On 1 March 1945, near Uedem, Germany, he led "C" Company in a 500-yard attack across muddy terrain soaked by recent rain and snow, through barbed wire and enemy automatic weapons fire. After being slightly wounded by shell fragments in the head, he personally destroyed one enemy machine gun position with a hand grenade, and led the men of C company on to a second German line of resistance when he was wounded for the second time in the hip. He struggled to his feet and led his men forward where the Essex Scottish overran the enemy positions with rifle butts, bayonets and knives in close hand-to-hand combat. While consolidating the Canadian position against German counterattacks and on his 6th trip from a neighbouring unit bringing ammunition and grenades to his company, which had been depleted to about 25% of its usual strength or 40 men, Tilston was wounded for the 3rd time in the leg. He was found almost unconscious in a shell hole and refused medical attention while he organized his men for defence against German counter-attacks, emphasized the necessity of holding the position at all cost, and ordered his one remaining officer to take command. For conspicuous gallantry and steadfast determination in the face of battle, Tilston was awarded the Victoria Cross.

==Later life==
Due to his wounds sustained in the fighting, he lost both his legs and an eye. He joined The War Amps Association (a non-profit organization of "amputees helping amputees" in 1945.

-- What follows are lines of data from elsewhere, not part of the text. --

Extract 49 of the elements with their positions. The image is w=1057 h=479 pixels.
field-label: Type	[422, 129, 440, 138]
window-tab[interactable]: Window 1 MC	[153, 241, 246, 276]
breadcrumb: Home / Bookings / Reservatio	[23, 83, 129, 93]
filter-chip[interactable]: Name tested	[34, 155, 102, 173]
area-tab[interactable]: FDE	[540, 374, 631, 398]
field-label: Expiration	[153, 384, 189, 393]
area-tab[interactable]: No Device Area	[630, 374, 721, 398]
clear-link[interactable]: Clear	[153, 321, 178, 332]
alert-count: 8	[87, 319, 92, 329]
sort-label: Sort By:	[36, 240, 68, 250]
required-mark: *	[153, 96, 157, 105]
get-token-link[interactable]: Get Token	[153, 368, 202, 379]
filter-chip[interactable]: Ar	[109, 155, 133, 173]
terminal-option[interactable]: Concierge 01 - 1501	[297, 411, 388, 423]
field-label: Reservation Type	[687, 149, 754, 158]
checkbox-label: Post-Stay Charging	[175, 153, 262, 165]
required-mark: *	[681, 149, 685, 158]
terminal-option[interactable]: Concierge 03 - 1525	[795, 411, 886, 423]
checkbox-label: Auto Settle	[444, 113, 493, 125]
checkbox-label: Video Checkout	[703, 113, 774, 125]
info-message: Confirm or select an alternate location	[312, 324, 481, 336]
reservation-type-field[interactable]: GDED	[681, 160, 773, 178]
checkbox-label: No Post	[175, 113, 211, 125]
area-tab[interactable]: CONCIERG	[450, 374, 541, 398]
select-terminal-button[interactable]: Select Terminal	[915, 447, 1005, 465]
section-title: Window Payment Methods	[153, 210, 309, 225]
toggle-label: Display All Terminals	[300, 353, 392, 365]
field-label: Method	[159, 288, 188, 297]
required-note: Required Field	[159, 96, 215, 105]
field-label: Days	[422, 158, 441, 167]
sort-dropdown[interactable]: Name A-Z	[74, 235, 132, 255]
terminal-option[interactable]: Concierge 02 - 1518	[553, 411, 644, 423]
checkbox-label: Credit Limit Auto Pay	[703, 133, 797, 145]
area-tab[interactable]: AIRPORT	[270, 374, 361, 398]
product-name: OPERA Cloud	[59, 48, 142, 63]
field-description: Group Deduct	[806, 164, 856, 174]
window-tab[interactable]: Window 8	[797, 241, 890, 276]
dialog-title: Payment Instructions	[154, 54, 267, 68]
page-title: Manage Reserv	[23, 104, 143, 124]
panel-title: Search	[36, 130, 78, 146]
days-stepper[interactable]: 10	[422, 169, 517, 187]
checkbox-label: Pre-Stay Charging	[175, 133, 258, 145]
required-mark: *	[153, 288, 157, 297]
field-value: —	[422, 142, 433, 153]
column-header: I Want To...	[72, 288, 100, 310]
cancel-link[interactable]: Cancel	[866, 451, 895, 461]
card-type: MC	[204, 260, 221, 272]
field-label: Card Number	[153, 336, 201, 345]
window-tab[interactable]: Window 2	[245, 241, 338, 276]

He returned to his former place of business as vice-president in charge of pharmaceutical sales.

In 1957, he became president and CEO of Sterling Drug in Windsor, Ontario, overseeing its move to Aurora, Ontario in 1958. He served as president until 1970. He later moved from Aurora to Kettleby, Ontario before returning to Toronto.

He resided in Toronto, Ontario until his death on 23 September 1992. He was buried at Mount Hope Cemetery, Erskine Avenue, Toronto, Ontario, Canada in the Roman Catholic section. His headstone is located in Plot 23 in the north west corner.

==Legacy==
Even into retirement Tilston was active throughout York County where a number of honours and memorials bear his name:
- The Aurora Royal Canadian Legion Branch 385 is named Colonel Fred Tilston VC Legion in his honour.
- The Cenotaph in Sharon, Ontario was unveiled by Tilston and bears his name.
- St. Andrew's College (Aurora, Ontario) gives out Tilston Awards each year, to students who have "shown courage in the face of adversity".
- The De La Salle Cadet Corps at De La Salle College (Toronto) 'Oaklands', Tilston's alma mater, has named its primary body of cadets the 'Tilston Platoon'.
- The Fitness and Sports Instructor 2011 senior cadet course in Cold Lake, Alberta has A1 Platoon named 'Tilston Platoon'.

A joint training facility for the Essex Kent Scottish Regiment and the Windsor Police Service at 4007 Sandwich Street, Windsor, Ontario, is a first-of-its-kind in Canada partnership with the federal government Department of National Defence (DND). In recognition of his service to the Essex Kent Scottish Regiment, the training centre is named the Major F Tilston Armoury and Police Training Centre.

Tiltson's Victoria Cross is currently held by the Royal Canadian Military Institute in Toronto.

A portrait of Tilston, painted by Canadian artist Brenda Bury, hangs in the Memorial Room at the Soldiers' Tower war memorial, University of Toronto.